As in other South American countries, the origin of coffee growing in Cuba can be found in the stories of European settlers who, for very different reasons - religious, military, commercial, political... - crossed the Atlantic and opted for this product as a life project, aware of the growing value of coffee in the Old Continent.
In the Cuban case, the first coffee trees arrived on the island in 1748 from the Dominican Republic. But it was not until 1827 that coffee cultivation on the island would reach sufficient volumes to be considered a commercial good, driven by French settlers who settled with their slaves in the mountains of the east, after fleeing the Haitian revolution of 1791, and brought to Cuba their knowledge of coffee growing and modern cultivation and processing techniques that gave rise to some two thousand plantations with more than 100,000 people working on them.
Cuba is the largest island in the Caribbean, it is quite flat, although it has areas with sufficient elevation to produce coffee. Cuba's three main coffee-growing regions are divided into three mountain ranges: the "Sierra del Escambray", where some of the island's best coffee is produced; the "Sierra del Rosario", Cuba's first Biosphere Reserve; and the "Sierra Maestra", the country's largest coffee-producing area. There, coffee plantations grow in the shade of century-old trees, on permeable soils with a high content of organic matter and clay that allow water to be easily absorbed. In these mountain areas, the climate and topography are well suited to cultivation, resulting in coffees with their own personality, grown in the shade of banana trees and other non-fruit trees.

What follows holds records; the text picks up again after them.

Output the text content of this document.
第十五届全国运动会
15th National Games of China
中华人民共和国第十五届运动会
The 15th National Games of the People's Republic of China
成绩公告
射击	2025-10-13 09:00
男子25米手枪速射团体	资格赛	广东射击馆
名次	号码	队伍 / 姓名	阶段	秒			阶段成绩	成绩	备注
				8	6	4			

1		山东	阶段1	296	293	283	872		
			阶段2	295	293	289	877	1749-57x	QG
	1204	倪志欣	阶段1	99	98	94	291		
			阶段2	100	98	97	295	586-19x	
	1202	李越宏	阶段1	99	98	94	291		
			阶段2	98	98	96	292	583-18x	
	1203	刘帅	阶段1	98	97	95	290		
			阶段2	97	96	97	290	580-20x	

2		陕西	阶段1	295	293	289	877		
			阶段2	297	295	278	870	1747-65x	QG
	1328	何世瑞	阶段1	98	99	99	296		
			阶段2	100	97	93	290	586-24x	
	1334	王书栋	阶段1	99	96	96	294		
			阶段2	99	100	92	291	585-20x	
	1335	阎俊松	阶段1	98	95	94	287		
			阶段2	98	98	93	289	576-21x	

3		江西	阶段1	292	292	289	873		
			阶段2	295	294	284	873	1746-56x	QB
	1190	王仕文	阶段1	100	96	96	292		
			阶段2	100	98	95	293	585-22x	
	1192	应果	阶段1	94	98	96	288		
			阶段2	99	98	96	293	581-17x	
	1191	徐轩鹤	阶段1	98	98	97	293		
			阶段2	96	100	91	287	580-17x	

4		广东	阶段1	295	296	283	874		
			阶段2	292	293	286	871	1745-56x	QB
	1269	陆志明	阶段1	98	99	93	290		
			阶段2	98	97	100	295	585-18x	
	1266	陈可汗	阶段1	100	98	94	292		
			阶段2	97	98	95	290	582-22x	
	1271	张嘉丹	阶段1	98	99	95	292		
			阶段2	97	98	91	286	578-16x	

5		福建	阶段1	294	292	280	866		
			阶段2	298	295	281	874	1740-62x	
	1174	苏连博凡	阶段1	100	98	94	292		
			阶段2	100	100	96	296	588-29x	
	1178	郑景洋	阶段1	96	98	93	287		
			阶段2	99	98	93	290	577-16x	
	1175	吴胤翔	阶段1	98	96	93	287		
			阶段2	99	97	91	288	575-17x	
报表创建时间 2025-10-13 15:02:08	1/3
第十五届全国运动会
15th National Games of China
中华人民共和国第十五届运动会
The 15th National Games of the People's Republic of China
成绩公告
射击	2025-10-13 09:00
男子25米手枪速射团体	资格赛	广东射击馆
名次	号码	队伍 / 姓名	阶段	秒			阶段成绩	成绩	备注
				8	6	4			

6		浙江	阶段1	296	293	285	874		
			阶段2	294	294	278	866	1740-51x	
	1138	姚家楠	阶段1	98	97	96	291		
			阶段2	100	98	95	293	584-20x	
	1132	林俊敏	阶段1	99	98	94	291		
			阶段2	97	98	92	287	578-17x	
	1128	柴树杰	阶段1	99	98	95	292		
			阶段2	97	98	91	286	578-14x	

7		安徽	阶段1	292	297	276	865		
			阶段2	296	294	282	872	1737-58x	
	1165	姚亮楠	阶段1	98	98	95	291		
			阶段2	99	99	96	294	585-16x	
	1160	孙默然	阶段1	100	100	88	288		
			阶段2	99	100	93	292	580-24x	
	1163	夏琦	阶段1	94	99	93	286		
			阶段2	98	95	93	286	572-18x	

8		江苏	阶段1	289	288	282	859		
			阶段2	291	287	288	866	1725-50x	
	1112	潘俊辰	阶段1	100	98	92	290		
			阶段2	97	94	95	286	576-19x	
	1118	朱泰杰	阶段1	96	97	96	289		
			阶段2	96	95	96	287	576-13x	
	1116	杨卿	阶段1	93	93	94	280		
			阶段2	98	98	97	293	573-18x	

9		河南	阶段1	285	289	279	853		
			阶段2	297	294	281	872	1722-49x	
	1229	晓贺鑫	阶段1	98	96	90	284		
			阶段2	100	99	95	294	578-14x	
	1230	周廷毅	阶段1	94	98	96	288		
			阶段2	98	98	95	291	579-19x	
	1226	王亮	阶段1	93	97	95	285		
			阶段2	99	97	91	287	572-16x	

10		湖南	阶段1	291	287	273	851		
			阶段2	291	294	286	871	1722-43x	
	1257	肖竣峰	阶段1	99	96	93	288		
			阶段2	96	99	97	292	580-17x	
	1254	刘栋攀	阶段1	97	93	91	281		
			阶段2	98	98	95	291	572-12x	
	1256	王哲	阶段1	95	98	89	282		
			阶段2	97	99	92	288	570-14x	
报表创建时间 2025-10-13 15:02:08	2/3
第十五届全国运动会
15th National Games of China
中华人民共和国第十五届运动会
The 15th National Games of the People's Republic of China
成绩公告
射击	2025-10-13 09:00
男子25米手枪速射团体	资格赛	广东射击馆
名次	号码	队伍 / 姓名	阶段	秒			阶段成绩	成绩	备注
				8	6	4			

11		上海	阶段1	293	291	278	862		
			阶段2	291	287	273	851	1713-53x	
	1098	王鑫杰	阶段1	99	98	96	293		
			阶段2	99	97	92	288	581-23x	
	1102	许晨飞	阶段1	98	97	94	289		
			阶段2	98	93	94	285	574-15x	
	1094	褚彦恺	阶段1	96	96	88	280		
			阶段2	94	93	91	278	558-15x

Between 1827 and 1850, coffee production experienced a golden age in Cuba. In 1960, the last year of capitalism on the island, Cuba produced 60,000 tons of coffee, but since the Sovietization of the economy by Fidel Castro, the Cuban coffee industry collapsed.
Today, Cuba has the largest number of ruins of coffee plantations in the world. Most of them are archaeological remains in an excellent state of preservation and an exceptional testimony to the use of pioneering agricultural techniques in difficult terrain. So much so that in 2000, UNESCO declared those located in the eastern part of the country a World Heritage Site, as an important example of the development of coffee in the Caribbean. They are considered a monument to road and hydraulic engineering and shed light on important aspects of the economic, social and technological history of this part of the world.
In Sierra Maestra there are 171 agricultural emporiums and vestiges of plantations founded, mostly, by European landowners in the 19th century. Farms such as “El cafetal de Sitges”, “La Fraternidad”, “Tres Arroyos”, “La Isabelica”, “La Iberia”, “Kentucky”, “Santa Sofía” The western region of the island is also home to important ruins such as those of the “La Unión” coffee plantation or those of the “Buena Vista” farm and the “Angerona” coffee plantation are some of the nearly 60 historic coffee plantations today in ruins surrounded by unique stories and legends.
Inside or outside the island, no matter where in the world we are, the tradition of sharing a coffee is fundamental in Cuban life. Inviting a friend or family member to have coffee is a way of strengthening ties, of maintaining social connection. This act of sharing goes beyond the drink; it is a way of life that reflects the resilience and warmth of the Cuban people. Every sip evokes deep traditions, close-knit communities and a rich history marked by struggle and resilience, and its place in our hearts makes it a legacy that will continue to be celebrated for generations.
My Cuban heritage and deep passion for coffee have been the driving forces behind my journey into the world of specialty coffee. Inspired by the rich coffee traditions of my homeland, I embarked on a path of studying, learning, and curating the finest coffee beans from around the globe in a unique coffee collection for our store.
Café Lux is a tribute to my roots, and a celebration of the diversity, flavors and stories that each coffee bean carries and the exquisite blend of tradition and innovation of the art of exceptional coffee.